King told the Subcommittee on the Efficiency and Effectiveness of Federal Programs and the Federal Workforce that our current regulatory permitting process is hopelessly protracted and inefficient. Fixing the process is imperative for the sake of American infrastructure and the economy--and, as King says, it doesn't have to come at the expense of environmental protection:
It bears mentioning that tough standards and a timely process need not be at odds with one another. When I was governor of Maine, I used to say that I wanted Maine to have the toughest environmental standards in the country coupled with the country’s most predictable, user-friendly process. A project’s desirability should be based upon its merits, and its viability should not be determined by its opponents’ ability to delay the regulatory process.
The answer is not to weaken regulatory protection, but to clarify and simplify the process.
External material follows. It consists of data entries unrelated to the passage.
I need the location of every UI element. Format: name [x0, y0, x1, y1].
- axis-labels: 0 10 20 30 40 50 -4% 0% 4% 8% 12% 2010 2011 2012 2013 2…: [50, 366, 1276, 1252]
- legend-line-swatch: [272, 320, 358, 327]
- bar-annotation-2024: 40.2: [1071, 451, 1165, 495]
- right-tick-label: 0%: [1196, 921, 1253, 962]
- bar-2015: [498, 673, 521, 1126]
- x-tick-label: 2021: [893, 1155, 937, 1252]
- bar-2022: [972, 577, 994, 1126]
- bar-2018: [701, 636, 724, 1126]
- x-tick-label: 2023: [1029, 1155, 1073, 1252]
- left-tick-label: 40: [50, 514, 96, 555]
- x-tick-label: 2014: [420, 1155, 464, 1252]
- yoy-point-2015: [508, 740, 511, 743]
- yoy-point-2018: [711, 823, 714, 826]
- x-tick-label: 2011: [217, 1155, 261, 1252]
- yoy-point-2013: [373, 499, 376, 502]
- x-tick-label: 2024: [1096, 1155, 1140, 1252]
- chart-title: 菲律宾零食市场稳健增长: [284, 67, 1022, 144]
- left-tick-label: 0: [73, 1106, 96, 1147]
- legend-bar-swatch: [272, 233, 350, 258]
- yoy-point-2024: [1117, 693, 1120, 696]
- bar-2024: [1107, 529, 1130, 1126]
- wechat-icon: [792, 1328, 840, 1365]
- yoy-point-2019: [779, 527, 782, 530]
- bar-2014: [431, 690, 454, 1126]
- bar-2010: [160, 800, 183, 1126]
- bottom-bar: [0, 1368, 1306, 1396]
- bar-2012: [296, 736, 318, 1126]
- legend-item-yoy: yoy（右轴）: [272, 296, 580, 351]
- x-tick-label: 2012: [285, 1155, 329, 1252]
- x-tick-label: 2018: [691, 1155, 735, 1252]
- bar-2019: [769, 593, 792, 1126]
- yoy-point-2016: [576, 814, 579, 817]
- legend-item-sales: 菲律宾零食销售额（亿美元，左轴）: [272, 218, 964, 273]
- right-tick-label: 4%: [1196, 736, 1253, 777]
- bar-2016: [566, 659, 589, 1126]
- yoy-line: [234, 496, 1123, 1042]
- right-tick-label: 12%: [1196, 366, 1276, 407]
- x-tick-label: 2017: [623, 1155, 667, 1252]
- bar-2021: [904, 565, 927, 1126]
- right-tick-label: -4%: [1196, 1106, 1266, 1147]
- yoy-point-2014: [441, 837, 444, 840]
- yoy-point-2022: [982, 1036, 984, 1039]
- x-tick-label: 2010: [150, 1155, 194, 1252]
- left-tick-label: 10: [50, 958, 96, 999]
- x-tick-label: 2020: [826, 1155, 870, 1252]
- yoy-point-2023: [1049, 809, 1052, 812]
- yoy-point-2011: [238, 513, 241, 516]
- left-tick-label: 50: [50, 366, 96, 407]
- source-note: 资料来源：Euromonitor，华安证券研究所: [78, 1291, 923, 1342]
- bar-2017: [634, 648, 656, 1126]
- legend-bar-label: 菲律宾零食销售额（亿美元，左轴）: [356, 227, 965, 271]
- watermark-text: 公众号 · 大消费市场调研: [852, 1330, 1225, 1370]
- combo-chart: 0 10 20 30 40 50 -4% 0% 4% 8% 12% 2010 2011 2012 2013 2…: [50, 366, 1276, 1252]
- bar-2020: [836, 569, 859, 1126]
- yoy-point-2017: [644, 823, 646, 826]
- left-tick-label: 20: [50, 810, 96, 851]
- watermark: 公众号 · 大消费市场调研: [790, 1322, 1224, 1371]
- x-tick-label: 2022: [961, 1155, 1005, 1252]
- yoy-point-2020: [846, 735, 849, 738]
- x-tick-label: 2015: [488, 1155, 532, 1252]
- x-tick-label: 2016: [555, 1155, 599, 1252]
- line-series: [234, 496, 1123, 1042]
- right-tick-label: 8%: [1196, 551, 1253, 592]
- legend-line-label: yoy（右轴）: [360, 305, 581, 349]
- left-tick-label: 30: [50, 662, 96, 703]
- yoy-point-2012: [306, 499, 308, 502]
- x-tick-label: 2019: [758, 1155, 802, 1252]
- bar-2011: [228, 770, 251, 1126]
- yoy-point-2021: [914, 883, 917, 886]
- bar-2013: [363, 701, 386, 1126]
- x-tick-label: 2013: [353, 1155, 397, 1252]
Doing so would promote construction that is both responsible and timely, and it would increase our ability to repair our failing national infrastructure. King's solution:
Can we find a way to permit major projects at a cost that is not extraordinarily prohibitive and within a reasonable time frame without trampling on the legitimate rights of the people impacted? I believe we can. One of the first steps we could take is to address the issue of serial permitting--i.e., the phenomenon of uncoordinated and successive permitting approvals for a single project. When I was governor of Maine, we addressed this problem by creating a system of "one-stop regulatory shopping," which put the responsibility of issuing the final permit within one agency and required all the other agencies to coordinate and consult with the lead agency.
I believe a similar process could work at the federal level, and two members of this subcommittee, Senator Portman and Senator McCaskill, have introduced a bill that takes this very approach. The bill--S. 1397, the Federal Permitting Improvement Act of 2013--would institute some important changes to federal permitting procedures, and I am proud to announce my co-sponsorship of the bill today.